Locally compact subspace is an intersection of an open and closed set

Without assuming that $X$ is Hausdorff (and using the definition of local compactness given) the result is not true.

Let $X$ be any set with at least two elements, and consider the trivial (anti-discrete) topology on $X$. Clearly this space has the property that the nonempty open sets with compact closures form a base (indeed, there is only one nonempty open set, and it's closure is clearly compact), and so this space is locally compact. Note, too, that any nonempty proper $M \subseteq X$ is also locally compact (another anti-discrete space), but will not be the intersection of an open and a closed subset of $X$.

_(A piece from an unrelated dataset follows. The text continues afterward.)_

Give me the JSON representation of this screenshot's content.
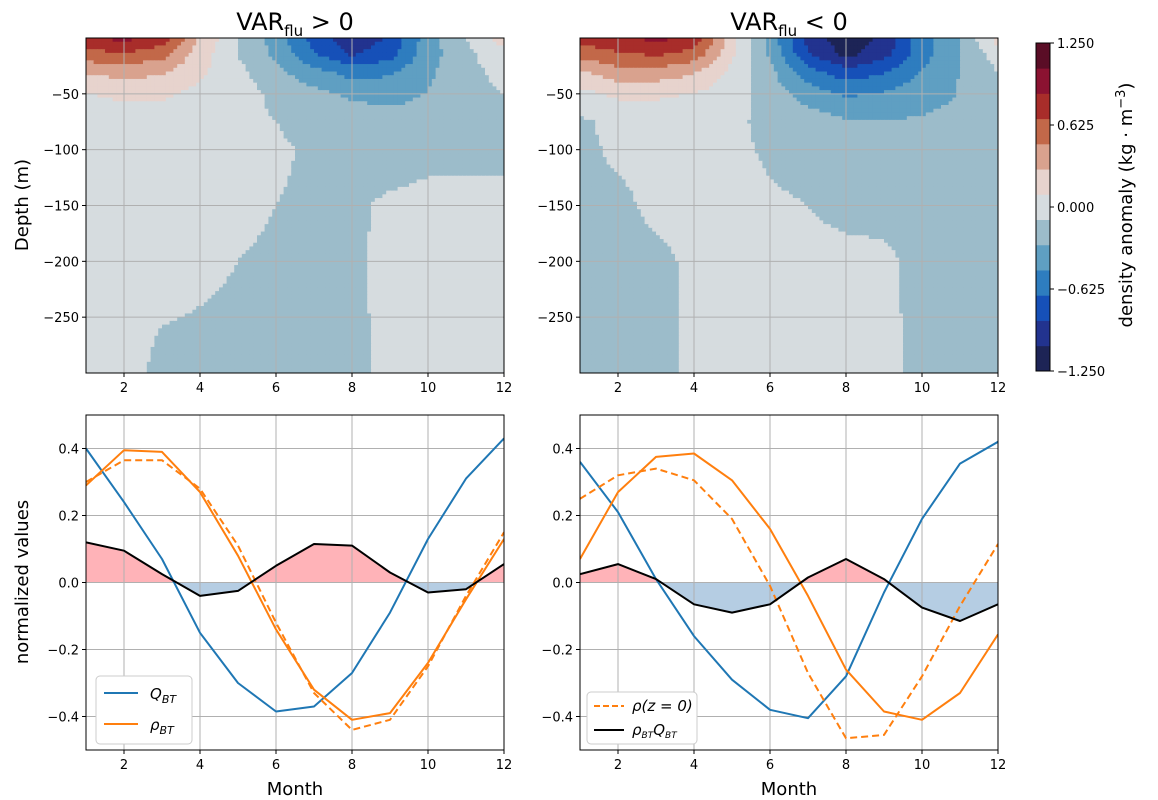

However, the result does follow if we assume that $X$ is Hausdorff. (Then local compactness is equivalent to every point having an open neighbourhood with compact closure.)

To wit: given $x \in M$, let $V_x$ be a neighbourhood of $x$ in $M$ such that $\mathrm{cl}_M ( V_x ) = \overline{V_x} \cap M$ is compact. Now $\overline{V_x} \cap M$ is also a compact subset of $X$, so by Hausdorffness $\overline{V_x} \cap M$ is closed (in $X$). Fix an open $W_x \subseteq X$ such that $W_x \cap M = V_x$. Clearly we have that $$\overline{ W_x \cap M } \cap M = \mathrm{cl}_M (V_x).$$ Note, now, that as $W_x \cap M \subseteq \overline{ W_x \cap M } \cap M$, we have that $$ W_x \cap \overline{M} \subseteq \overline{ W_x \cap \overline{M} } = \overline{ W_x \cap M } \subseteq \overline{ W_x \cap M } \cap M \subseteq M, $$ (and clearly $x \in W_x \cap \overline{M}$).

Setting $U = \bigcup_{x \in M} W_x$, it follows that $U$ is open in $X$, and $M = U \cap \overline{M}$, as desired.

Let us assume that $X$ is a KC space, that is a space where all compact sets are closed (In particular, each Hausdorff space is KC). Then $M$, as a subspace, is also KC. Now it suffices if every point in $M$ has a compact neighborhood, as then we can assume that this compact neighborhood is the closure of some open neighborhood. With these hypotheses, let's show that $M$ is the intersection of an open and a closed subset of $X$:
Each $x\in M$ has an open neighborhood $N$ in $M$, whose closure relative to $M$ is compact and a subset of $M$. But that implies, as $X$ is KC, that this relative closure is closed in $X$, hence $$\overline N^M=\overline N\subseteq M$$ Since $N$ was open in $M$, there is an open $N'$ such that $N=M\cap N'$. Now $$\overline M∩N'=\overline{M∩N'}^{N'}=\overline N^{N'}=\overline N∩N'\subseteq M∩N'=N$$ This means that $N=\overline M∩N'$ is also a neighborhood of $x$ in $\overline M$. Since $x\in M$ was arbitrary, and $N\subseteq M$, this shows that $M$ is open in $\overline M$. In particular, $M$ is the intersection of some open set with $\overline M$.

Edit (06/12/2015): The proof becomes shorter using the notion of local closedness and assuming that you have proven that a locally closed subset is open in its own closure. Here a set $Y$ of a space is locally closed if each $y\in Y$ has a neighborhood $U$ such that $Y\cap U$ is closed in $U$.
Now if $Y$ is a locally compact subspace of the KC space $X$, then each $y\in Y$ has a neighborhood $K'$ in $X$ such that the relative neighborhood $K=Y\cap K'$ is compact. But that means that $Y\cap K'$ is closed, so $Y$ is locally closed.

The obvious choice of closed set here is $\overline M$; it is the smallest closed set containing $M$. With this choice of closed set, it suffices to choose an open set which excludes $\overline M - M$.

I claim each point $m\in M$ has an open neighborhood $U_m$ which excludes $\overline M - M$. For $m \in \text{int}(M)$, this is not hard to see. For $m \in M\cap \partial M$, choose a compact neighborhood $K_m\subseteq M$. Considering $K_m$ as a subspace of $\overline M$, we have that $\text{int}_{\overline M}(K_m)$ is open in $\overline M$, so there is an open set $U_m$ so that $U_m \cap \overline M = K_m\subseteq M$. Hence $U_m\cap (\overline M - M)$ is empty, as desired.